Our parents should have insisted on publishing the CVs of the three finalists for the job and inviting vigorous parental participation in the selection process, as well as the power to veto any decision with which it did not concur. There are ways to get this power. One way is to demand it and say that if it is not given, the parent community will protest any hiring made over its objections. This would have the effect of forcing Bev Hall to collaborate more fully, because she would not dare drop a new principal into a pool of outraged parents.

Another way is to use the Georgia Open Records law to force APS to release the CVs, and challenge in court any APS refusal to do so. In the University System of Georgia, exactly this sort of legal challenge was made, with the result that now, college president applicants (and other crucial school officials) must expect their CVs to be released if they are named among the three finalists for a job.

Are not school principals the most important individuals in our entire public educational system? I would argue that they are. So much can go right--or wrong--for a school based on this one hire alone.

Here is the exact text from the law:

At least fourteen (14) calendar days prior the meeting at which final action or a vote is to be taken for a university president, school superintendent, or other similar executive, the public agency making such decision shall release all documents which came into its possession in connection with the three or more finalists for the position. Prior to the release of these documents, the public agency making the decision may allow a finalist to decline being considered further for the position rather than have documents pertaining to her or him released. In that event, the public agency shall release the documents of the next most qualified person under consideration who does not decline the position.

(See here for more).

Anyway, my point was that we should not have settled for a seat, we should have demanded a vote.

I was so vocal that the then-president of the Morningside PTA, Susie Lazega, wrote me the following email, and here I quote her directly:

Dear Rick:

SHUT UP!
WE ARE SICK OF IT!!!

I got a good laugh out of that. I wasn't about to shut up, of course, nor be the least bit intimidated by Susie, but the fact that she thought she could order me to go over in the corner and take a time-out did give me some insight into how she viewed her role and her collaboration with parents.

I also got a phone call from the husband of our then-PTO-president, who wanted to tear me a new one for criticizing the process and "being negative."

And that's important, because it begs the question: is it important to be "positive" at the expense of insisting on what's right? Of course we'd all answer no to that question. But many of our PTO reps (with some notable exceptions, like the exceptional Bob Silvia when he was on the Morningside PTA) are waaayyyyy too deferential to APS.

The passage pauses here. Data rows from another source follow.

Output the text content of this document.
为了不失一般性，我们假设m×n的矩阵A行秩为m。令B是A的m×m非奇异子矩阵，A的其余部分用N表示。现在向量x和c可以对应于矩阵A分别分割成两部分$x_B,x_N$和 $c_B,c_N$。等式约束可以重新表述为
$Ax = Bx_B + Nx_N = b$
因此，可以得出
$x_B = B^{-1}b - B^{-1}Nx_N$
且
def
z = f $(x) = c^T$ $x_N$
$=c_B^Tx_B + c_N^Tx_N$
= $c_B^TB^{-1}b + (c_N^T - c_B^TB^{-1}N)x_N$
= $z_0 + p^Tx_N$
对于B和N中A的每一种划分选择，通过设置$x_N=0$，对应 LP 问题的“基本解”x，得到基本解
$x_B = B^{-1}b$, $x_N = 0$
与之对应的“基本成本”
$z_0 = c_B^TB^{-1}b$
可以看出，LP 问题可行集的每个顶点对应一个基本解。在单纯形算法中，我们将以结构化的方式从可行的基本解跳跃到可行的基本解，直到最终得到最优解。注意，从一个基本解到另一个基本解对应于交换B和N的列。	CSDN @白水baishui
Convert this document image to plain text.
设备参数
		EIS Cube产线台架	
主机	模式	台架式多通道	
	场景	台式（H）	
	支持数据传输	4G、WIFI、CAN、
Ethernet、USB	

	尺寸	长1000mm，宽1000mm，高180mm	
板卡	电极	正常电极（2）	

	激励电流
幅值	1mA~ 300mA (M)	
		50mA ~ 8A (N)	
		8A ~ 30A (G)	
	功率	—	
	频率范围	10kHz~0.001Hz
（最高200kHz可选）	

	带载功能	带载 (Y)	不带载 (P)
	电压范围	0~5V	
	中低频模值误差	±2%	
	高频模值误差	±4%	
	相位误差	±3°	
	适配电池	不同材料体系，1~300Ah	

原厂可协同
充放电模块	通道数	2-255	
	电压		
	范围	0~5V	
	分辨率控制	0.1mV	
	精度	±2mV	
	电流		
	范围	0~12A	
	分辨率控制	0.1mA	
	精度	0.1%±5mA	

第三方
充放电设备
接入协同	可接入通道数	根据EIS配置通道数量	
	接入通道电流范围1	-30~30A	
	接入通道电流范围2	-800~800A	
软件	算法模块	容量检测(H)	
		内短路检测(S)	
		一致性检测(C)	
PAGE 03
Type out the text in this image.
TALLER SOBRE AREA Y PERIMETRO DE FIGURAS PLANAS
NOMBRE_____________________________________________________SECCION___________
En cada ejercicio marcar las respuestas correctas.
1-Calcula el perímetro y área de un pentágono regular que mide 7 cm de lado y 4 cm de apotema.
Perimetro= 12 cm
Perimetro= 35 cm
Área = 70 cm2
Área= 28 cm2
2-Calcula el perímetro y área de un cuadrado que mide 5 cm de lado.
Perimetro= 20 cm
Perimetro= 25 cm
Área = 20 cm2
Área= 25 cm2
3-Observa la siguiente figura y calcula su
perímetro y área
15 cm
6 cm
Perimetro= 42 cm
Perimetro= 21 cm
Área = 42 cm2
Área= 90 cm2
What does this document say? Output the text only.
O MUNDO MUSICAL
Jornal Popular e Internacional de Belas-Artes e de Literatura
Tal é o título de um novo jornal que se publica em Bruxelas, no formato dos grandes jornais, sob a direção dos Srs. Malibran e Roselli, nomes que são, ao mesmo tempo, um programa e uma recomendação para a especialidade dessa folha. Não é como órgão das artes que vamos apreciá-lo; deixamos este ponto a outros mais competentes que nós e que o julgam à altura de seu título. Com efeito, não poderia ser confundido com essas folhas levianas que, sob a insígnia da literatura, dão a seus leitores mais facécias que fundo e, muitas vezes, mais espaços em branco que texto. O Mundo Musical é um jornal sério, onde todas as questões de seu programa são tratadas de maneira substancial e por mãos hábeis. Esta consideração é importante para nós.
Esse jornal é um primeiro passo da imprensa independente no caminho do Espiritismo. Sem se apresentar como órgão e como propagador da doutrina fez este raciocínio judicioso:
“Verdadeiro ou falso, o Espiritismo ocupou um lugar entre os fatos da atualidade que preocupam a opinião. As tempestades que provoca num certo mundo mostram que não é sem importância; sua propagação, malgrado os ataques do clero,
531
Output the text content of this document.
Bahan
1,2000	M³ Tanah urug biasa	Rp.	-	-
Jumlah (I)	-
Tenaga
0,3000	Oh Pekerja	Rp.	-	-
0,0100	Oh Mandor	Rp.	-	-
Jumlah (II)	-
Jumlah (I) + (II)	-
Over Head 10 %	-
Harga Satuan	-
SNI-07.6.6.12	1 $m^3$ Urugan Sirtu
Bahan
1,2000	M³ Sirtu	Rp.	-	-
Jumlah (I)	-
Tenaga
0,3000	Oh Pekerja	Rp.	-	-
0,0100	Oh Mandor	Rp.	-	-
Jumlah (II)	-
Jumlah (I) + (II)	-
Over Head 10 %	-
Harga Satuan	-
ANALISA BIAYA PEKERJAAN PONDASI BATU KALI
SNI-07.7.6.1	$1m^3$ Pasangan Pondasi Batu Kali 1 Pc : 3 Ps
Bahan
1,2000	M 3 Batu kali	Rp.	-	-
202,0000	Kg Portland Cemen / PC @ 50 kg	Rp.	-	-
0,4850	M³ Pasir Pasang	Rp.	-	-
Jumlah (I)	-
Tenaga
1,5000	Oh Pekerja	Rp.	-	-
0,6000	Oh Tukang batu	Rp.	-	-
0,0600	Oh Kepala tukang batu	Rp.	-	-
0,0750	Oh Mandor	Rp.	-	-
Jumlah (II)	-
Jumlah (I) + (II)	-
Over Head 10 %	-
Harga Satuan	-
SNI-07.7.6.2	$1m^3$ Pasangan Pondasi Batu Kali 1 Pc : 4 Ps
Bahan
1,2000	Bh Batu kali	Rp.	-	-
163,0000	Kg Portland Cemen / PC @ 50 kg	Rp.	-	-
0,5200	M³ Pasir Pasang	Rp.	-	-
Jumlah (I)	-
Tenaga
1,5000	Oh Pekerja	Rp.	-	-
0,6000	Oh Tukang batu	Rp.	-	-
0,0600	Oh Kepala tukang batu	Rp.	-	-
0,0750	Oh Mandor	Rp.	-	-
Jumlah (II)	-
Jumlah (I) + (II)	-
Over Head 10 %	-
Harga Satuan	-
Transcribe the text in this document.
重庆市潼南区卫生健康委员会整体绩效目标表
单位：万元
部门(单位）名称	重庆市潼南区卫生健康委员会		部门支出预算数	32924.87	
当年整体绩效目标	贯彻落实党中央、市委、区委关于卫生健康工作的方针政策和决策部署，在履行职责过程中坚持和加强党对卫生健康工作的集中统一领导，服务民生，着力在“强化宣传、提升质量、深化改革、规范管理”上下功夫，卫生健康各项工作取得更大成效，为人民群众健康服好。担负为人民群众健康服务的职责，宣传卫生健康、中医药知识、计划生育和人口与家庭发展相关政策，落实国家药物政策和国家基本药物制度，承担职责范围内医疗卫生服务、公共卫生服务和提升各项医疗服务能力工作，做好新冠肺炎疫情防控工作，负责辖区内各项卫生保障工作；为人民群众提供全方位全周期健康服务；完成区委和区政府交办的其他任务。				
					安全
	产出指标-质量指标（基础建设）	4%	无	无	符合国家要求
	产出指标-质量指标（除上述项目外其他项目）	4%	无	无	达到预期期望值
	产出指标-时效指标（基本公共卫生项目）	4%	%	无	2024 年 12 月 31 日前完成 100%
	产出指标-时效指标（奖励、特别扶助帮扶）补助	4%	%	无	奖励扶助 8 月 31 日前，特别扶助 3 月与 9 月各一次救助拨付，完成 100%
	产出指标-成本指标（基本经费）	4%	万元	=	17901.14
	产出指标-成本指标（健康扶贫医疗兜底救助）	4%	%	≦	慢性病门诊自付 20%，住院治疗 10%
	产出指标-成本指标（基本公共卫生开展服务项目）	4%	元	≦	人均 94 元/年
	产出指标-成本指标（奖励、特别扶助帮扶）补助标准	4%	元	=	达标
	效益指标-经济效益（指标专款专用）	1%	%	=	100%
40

APS counts on this. APS could not withstand the level of parental scrutiny we should be giving it. APS would improve a lot faster (much faster than Bev Hall can achieve on her own) if parents were more aggressive in overseeing their childrens' educations. But many parents--particularly low-income parents--shuffle their kids off to school and just hope for the best, figuring they can't affect the outcome and don't have the time or energy to try in any case.

As it turns out, we got an excellent principal after all. But Yolonda Brown is so talented and charismatic that she could have easily withstood all the additional scrutiny I'm talking about here and come out in front. So why did we feel we had to agree to protect her--and the other candidates--from it?

Look, if you're applying for an extremely important public job--the job of principal of an elementary school--you have no reasonable expectation that everyone is going to keep it hush-hush. Your interest in keeping your application quiet is massively, massively outweighed by the interest of a parent community in getting to vet you properly.

Complaining. Nobody likes the idea of it. But it is a tool in your toolbox as a parent with children in this district. We have a great school and a great principal. But our school lives in the swamp that is the APS. Bev Hall is wielding her little machete and trying to clear the swamp, but she's got years of work still ahead of her. Are you going to play nice or are you going to do what your kid needs you to do?